コイツ、俺の嫁候補。
「縁も女なんだもんな……」



しみじみと漏れた一言に、あたしはピクリと片眉を上げる。



「なんか失礼じゃない?」

「そういう意味じゃなくて。ちょっと離れただけで心配になるなぁと」



ムッとしてたのが一変、キョトンとするあたし。



「余裕ぶってたけどダメだな。
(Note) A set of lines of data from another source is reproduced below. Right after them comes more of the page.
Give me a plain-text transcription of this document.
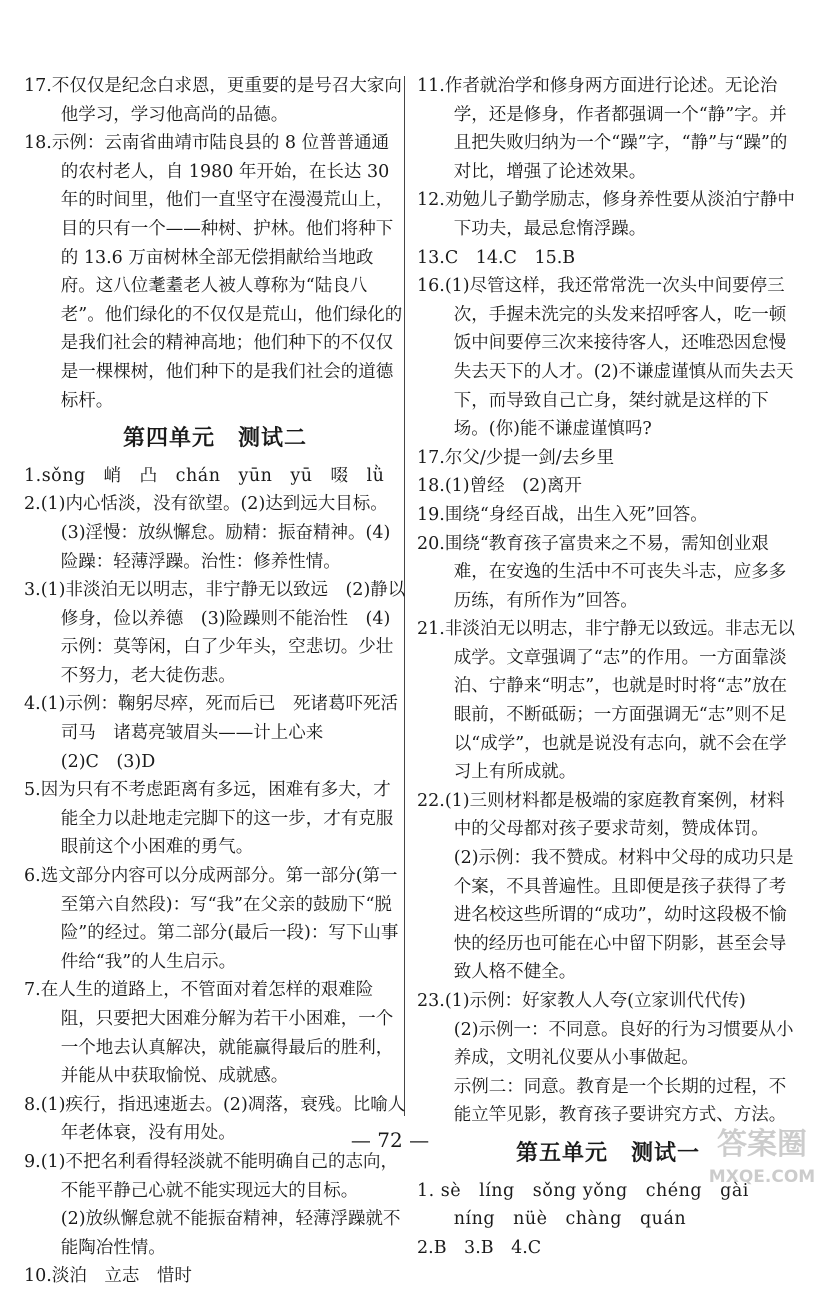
17.不仅仅是纪念白求恩，更重要的是号召大家向他学习，学习他高尚的品德。

18.示例：云南省曲靖市陆良县的 8 位普普通通的农村老人，自 1980 年开始，在长达 30 年的时间里，他们一直坚守在漫漫荒山上，目的只有一个——种树、护林。他们将种下的 13.6 万亩树林全部无偿捐献给当地政府。这八位耄耋老人被人尊称为“陆良八老”。他们绿化的不仅仅是荒山，他们绿化的是我们社会的精神高地；他们种下的不仅仅是一棵棵树，他们种下的是我们社会的道德标杆。

第四单元　测试二

1.sǒng　峭　凸　chán　yūn　yū　啜　lǜ

2.(1)内心恬淡，没有欲望。(2)达到远大目标。(3)淫慢：放纵懈怠。励精：振奋精神。(4)险躁：轻薄浮躁。治性：修养性情。

3.(1)非淡泊无以明志，非宁静无以致远　(2)静以修身，俭以养德　(3)险躁则不能治性　(4)示例：莫等闲，白了少年头，空悲切。少壮不努力，老大徒伤悲。

4.(1)示例：鞠躬尽瘁，死而后已　死诸葛吓死活司马　诸葛亮皱眉头——计上心来

(2)C　(3)D

5.因为只有不考虑距离有多远，困难有多大，才能全力以赴地走完脚下的这一步，才有克服眼前这个小困难的勇气。

6.选文部分内容可以分成两部分。第一部分(第一至第六自然段)：写“我”在父亲的鼓励下“脱险”的经过。第二部分(最后一段)：写下山事件给“我”的人生启示。

7.在人生的道路上，不管面对着怎样的艰难险阻，只要把大困难分解为若干小困难，一个一个地去认真解决，就能赢得最后的胜利，并能从中获取愉悦、成就感。

8.(1)疾行，指迅速逝去。(2)凋落，衰残。比喻人年老体衰，没有用处。

9.(1)不把名利看得轻淡就不能明确自己的志向，不能平静己心就不能实现远大的目标。

(2)放纵懈怠就不能振奋精神，轻薄浮躁就不能陶冶性情。

10.淡泊　立志　惜时

11.作者就治学和修身两方面进行论述。无论治学，还是修身，作者都强调一个“静”字。并且把失败归纳为一个“躁”字，“静”与“躁”的对比，增强了论述效果。

12.劝勉儿子勤学励志，修身养性要从淡泊宁静中下功夫，最忌怠惰浮躁。

13.C　14.C　15.B

16.(1)尽管这样，我还常常洗一次头中间要停三次，手握未洗完的头发来招呼客人，吃一顿饭中间要停三次来接待客人，还唯恐因怠慢失去天下的人才。(2)不谦虚谨慎从而失去天下，而导致自己亡身，桀纣就是这样的下场。(你)能不谦虚谨慎吗?

17.尔父/少提一剑/去乡里

18.(1)曾经　(2)离开

19.围绕“身经百战，出生入死”回答。

20.围绕“教育孩子富贵来之不易，需知创业艰难，在安逸的生活中不可丧失斗志，应多多历练，有所作为”回答。

21.非淡泊无以明志，非宁静无以致远。非志无以成学。文章强调了“志”的作用。一方面靠淡泊、宁静来“明志”，也就是时时将“志”放在眼前，不断砥砺；一方面强调无“志”则不足以“成学”，也就是说没有志向，就不会在学习上有所成就。

22.(1)三则材料都是极端的家庭教育案例，材料中的父母都对孩子要求苛刻，赞成体罚。

(2)示例：我不赞成。材料中父母的成功只是个案，不具普遍性。且即便是孩子获得了考进名校这些所谓的“成功”，幼时这段极不愉快的经历也可能在心中留下阴影，甚至会导致人格不健全。

23.(1)示例：好家教人人夸(立家训代代传)

(2)示例一：不同意。良好的行为习惯要从小养成，文明礼仪要从小事做起。

示例二：同意。教育是一个长期的过程，不能立竿见影，教育孩子要讲究方式、方法。

第五单元　测试一

1. sè　líng　sǒng yǒng　chéng　gài

níng　nüè　chàng　quán

2.B　3.B　4.C

— 72 —	答案圈
MXQE.COM
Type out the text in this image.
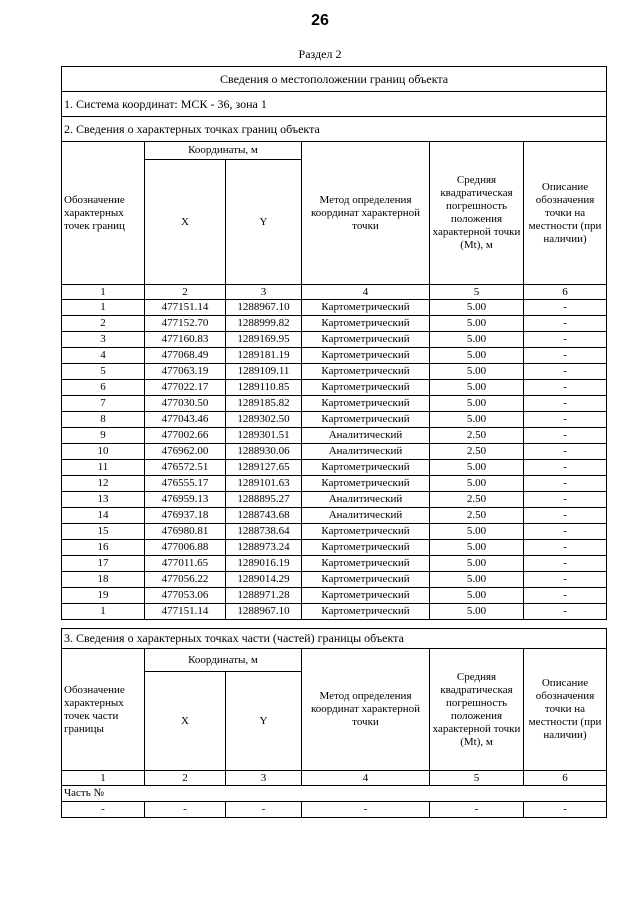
26
Раздел 2
Сведения о местоположении границ объекта					
1. Система координат: МСК - 36, зона 1					
2. Сведения о характерных точках границ объекта					
Обозначение характерных точек границ	Координаты, м		Метод определения координат характерной точки	Средняя квадратическая погрешность положения характерной точки (Mt), м	Описание обозначения точки на местности (при наличии)
	X	Y			
1	2	3	4	5	6
1	477151.14	1288967.10	Картометрический	5.00	-
2	477152.70	1288999.82	Картометрический	5.00	-
3	477160.83	1289169.95	Картометрический	5.00	-
4	477068.49	1289181.19	Картометрический	5.00	-
5	477063.19	1289109.11	Картометрический	5.00	-
6	477022.17	1289110.85	Картометрический	5.00	-
7	477030.50	1289185.82	Картометрический	5.00	-
8	477043.46	1289302.50	Картометрический	5.00	-
9	477002.66	1289301.51	Аналитический	2.50	-
10	476962.00	1288930.06	Аналитический	2.50	-
11	476572.51	1289127.65	Картометрический	5.00	-
12	476555.17	1289101.63	Картометрический	5.00	-
13	476959.13	1288895.27	Аналитический	2.50	-
14	476937.18	1288743.68	Аналитический	2.50	-
15	476980.81	1288738.64	Картометрический	5.00	-
16	477006.88	1288973.24	Картометрический	5.00	-
17	477011.65	1289016.19	Картометрический	5.00	-
18	477056.22	1289014.29	Картометрический	5.00	-
19	477053.06	1288971.28	Картометрический	5.00	-
1	477151.14	1288967.10	Картометрический	5.00	-
3. Сведения о характерных точках части (частей) границы объекта					
Обозначение характерных точек части границы	Координаты, м		Метод определения координат характерной точки	Средняя квадратическая погрешность положения характерной точки (Mt), м	Описание обозначения точки на местности (при наличии)
	X	Y			
1	2	3	4	5	6
Часть №					
-	-	-	-	-	-
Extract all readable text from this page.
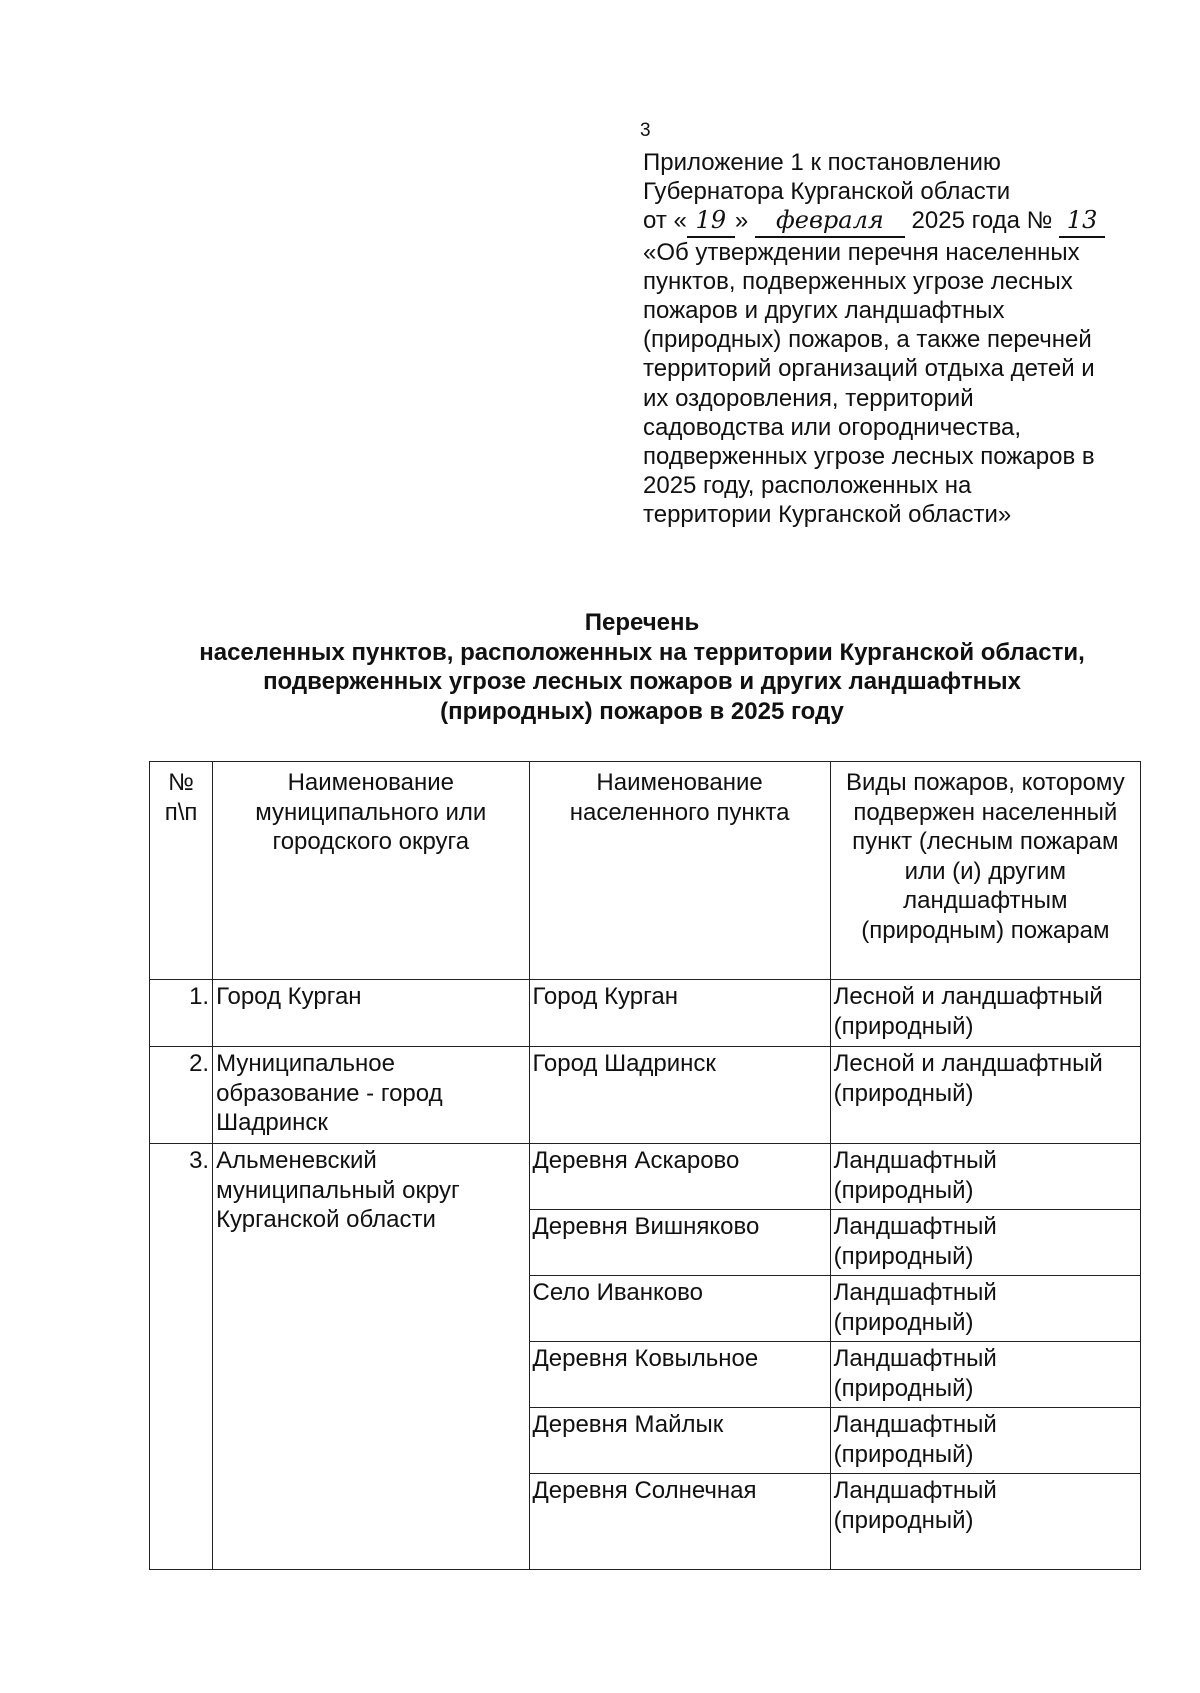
3
Приложение 1 к постановлению
Губернатора Курганской области
от « 19 » февраля 2025 года № 13
«Об утверждении перечня населенных
пунктов, подверженных угрозе лесных
пожаров и других ландшафтных
(природных) пожаров, а также перечней
территорий организаций отдыха детей и
их оздоровления, территорий
садоводства или огородничества,
подверженных угрозе лесных пожаров в
2025 году, расположенных на
территории Курганской области»
Перечень
населенных пунктов, расположенных на территории Курганской области,
подверженных угрозе лесных пожаров и других ландшафтных
(природных) пожаров в 2025 году
№ п\п	Наименование муниципального или городского округа	Наименование населенного пункта	Виды пожаров, которому подвержен населенный пункт (лесным пожарам или (и) другим ландшафтным (природным) пожарам
1.	Город Курган	Город Курган	Лесной и ландшафтный (природный)
2.	Муниципальное образование - город Шадринск	Город Шадринск	Лесной и ландшафтный (природный)
3.	Альменевский муниципальный округ Курганской области	Деревня Аскарово	Ландшафтный (природный)
		Деревня Вишняково	Ландшафтный (природный)
		Село Иванково	Ландшафтный (природный)
		Деревня Ковыльное	Ландшафтный (природный)
		Деревня Майлык	Ландшафтный (природный)
		Деревня Солнечная	Ландшафтный (природный)
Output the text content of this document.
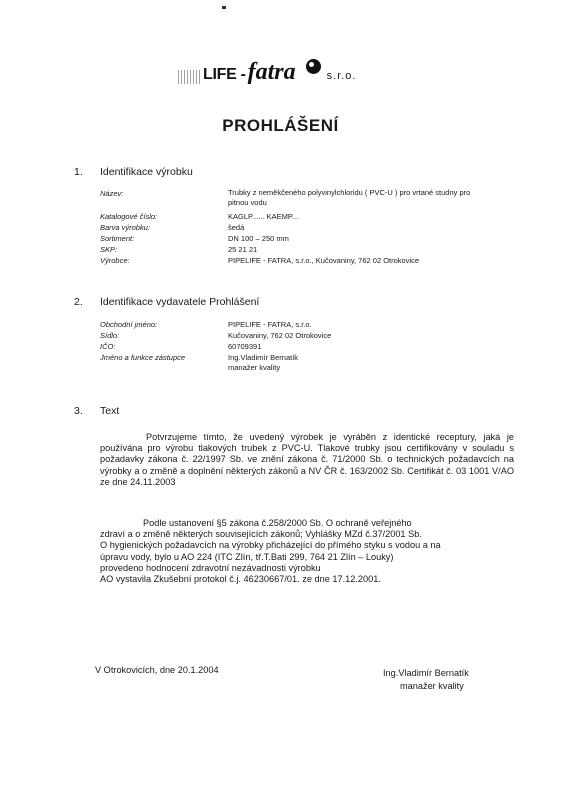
LIFE - fatra	s.r.o.
PROHLÁŠENÍ
1. Identifikace výrobku
Název:	Trubky z neměkčeného polyvinylchloridu ( PVC-U ) pro vrtané studny pro pitnou vodu
Katalogové číslo:	KAGLP...... KAEMP...
Barva výrobku:	šedá
Sortiment:	DN 100 – 250 mm
SKP:	25 21 21
Výrobce:	PIPELIFE - FATRA, s.r.o., Kučovaniny, 762 02 Otrokovice
2. Identifikace vydavatele Prohlášení
Obchodní jméno:	PIPELIFE - FATRA, s.r.o.
Sídlo:	Kučovaniny, 762 02 Otrokovice
IČO:	60709391
Jméno a funkce zástupce	Ing.Vladimír Bernatík
manažer kvality
3. Text
Potvrzujeme tímto, že uvedený výrobek je vyráběn z identické receptury, jaká je používána pro výrobu tlakových trubek z PVC-U. Tlakové trubky jsou certifikovány v souladu s požadavky zákona č. 22/1997 Sb. ve znění zákona č. 71/2000 Sb. o technických požadavcích na výrobky a o změně a doplnění některých zákonů a NV ČR č. 163/2002 Sb. Certifikát č. 03 1001 V/AO ze dne 24.11.2003
Podle ustanovení §5 zákona č.258/2000 Sb. O ochraně veřejného
zdraví a o změně některých souvisejících zákonů; Vyhlášky MZd č.37/2001 Sb.
O hygienických požadavcích na výrobky přicházející do přímého styku s vodou a na
úpravu vody, bylo u AO 224 (ITC Zlín, tř.T.Bati 299, 764 21 Zlín – Louky)
provedeno hodnocení zdravotní nezávadnosti výrobku
AO vystavila Zkušební protokol č.j. 46230667/01. ze dne 17.12.2001.
V Otrokovicích, dne 20.1.2004	Ing.Vladimír Bernatík
manažer kvality
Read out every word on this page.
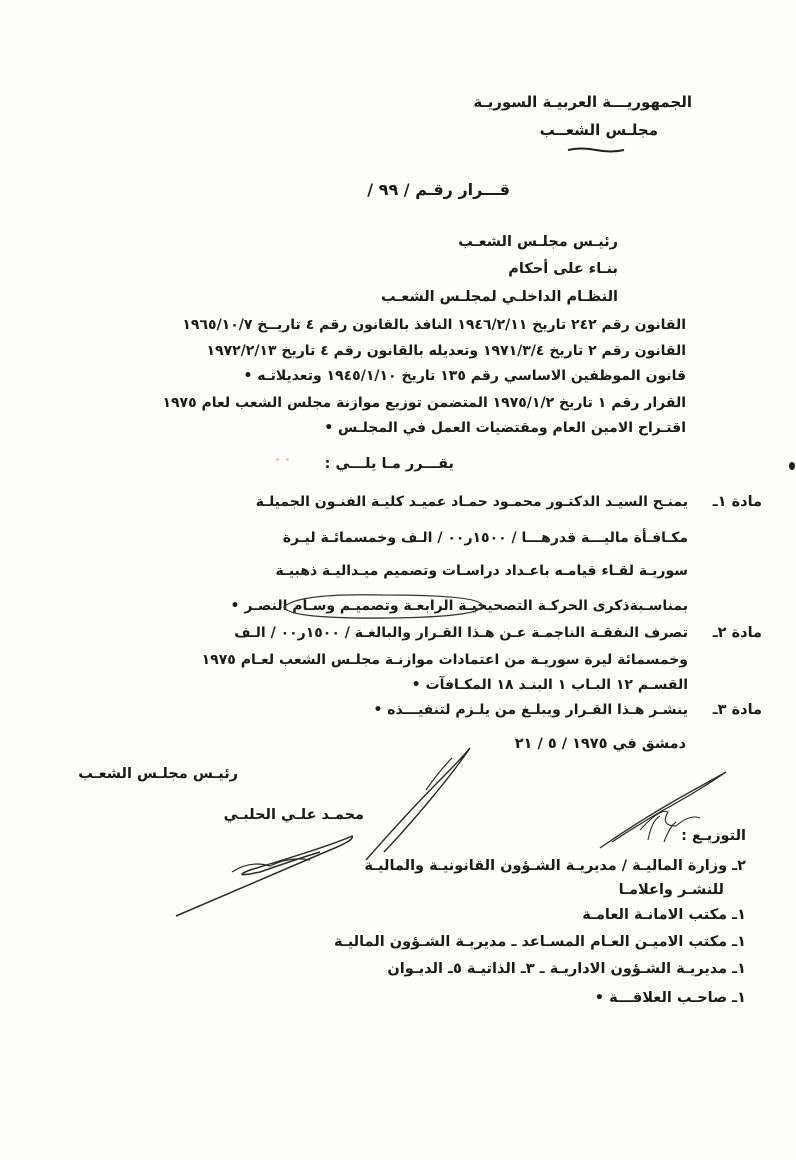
الجمهوريـــة العربيـة السوريـة
مجلـس الشعــب
قـــرار رقـم / ٩٩ /
رئيـس مجلـس الشعـب
بنـاء على أحكام
النظـام الداخلـي لمجلـس الشعـب
القانون رقم ٢٤٢ تاريخ ١٩٤٦/٢/١١ النافذ بالقانون رقم ٤ تاريــخ ١٩٦٥/١٠/٧
القانون رقم ٢ تاريخ ١٩٧١/٣/٤ وتعديله بالقانون رقم ٤ تاريخ ١٩٧٢/٢/١٣
قانون الموظفين الاساسي رقم ١٣٥ تاريخ ١٩٤٥/١/١٠ وتعديلاتـه •
القرار رقم ١ تاريخ ١٩٧٥/١/٢ المتضمن توزيع موازنة مجلس الشعب لعام ١٩٧٥
اقتـراح الامين العام ومقتضيات العمل في المجلـس •
يقـــرر مـا يلـــي :
مادة ١ـ
يمنـح السيـد الدكتـور محمـود حمـاد عميـد كليـة الفنـون الجميلـة
مكـافـأة ماليـــة قدرهـــا / ١٥٠٠ر٠٠ / الـف وخمسمائـة ليـرة
سوريـة لقـاء قيامـه باعـداد دراسـات وتصميم ميـداليـة ذهبيـة
بمناسـبةذكرى الحركـة التصحيحيـة الرابعـة وتصميـم وسـام النصـر •
مادة ٢ـ
تصرف النفقـة الناجمـة عـن هـذا القـرار والبالغـة / ١٥٠٠ر٠٠ / الـف
وخمسمائة ليرة سوريـة من اعتمادات موازنـة مجلـس الشعب لعـام ١٩٧٥
القسـم ١٢ البـاب ١ البنـد ١٨ المكـافآت •
مادة ٣ـ
ينشـر هـذا القـرار ويبلـغ من يلـزم لتنفيـــذه •
دمشق في ١٩٧٥ / ٥ / ٢١
رئيـس مجلـس الشعـب
محمـد علـي الحلبـي
التوزيـع :
٢ـ وزارة الماليـة / مديريـة الشـؤون القانونيـة والماليـة
للنشـر واعلامـا
١ـ مكتب الامانـة العامـة
١ـ مكتب الاميـن العـام المسـاعد ـ مديريـة الشـؤون الماليـة
١ـ مديريـة الشـؤون الاداريـة ـ ٣ـ الذاتيـة ٥ـ الديـوان
١ـ صاحـب العلاقـــة •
縁がクラスの男子と話して笑ってるとこ見かけるだけで、本当は妬いてたし」

「……うそ」

「縁のこと信じてないわけじゃなくて、ただ不安になるんだ」



那央も、あたしと同じ気持ちだったの?

きゅうっと胸が締め付けられる。



「かっこ悪ぃ……」



ぽすん、とあたしの肩に力無くおでこを乗っける那央。

……やばい、可愛い。

ドキドキしながら、ふわふわの髪の毛を撫でていると。



「……その四、キスマークをつけておく」



少しだけこっちに顔を向けた那央は、突拍子もないことを言い出した。



「は?」

「つけていい? 男除けのために」

「はぁぁ!?」

「今がまさにその時でしょ」



落ち込んでいたはずの那央はイタズラっぽく口角を上げ、あたしの首にするりと手を回した。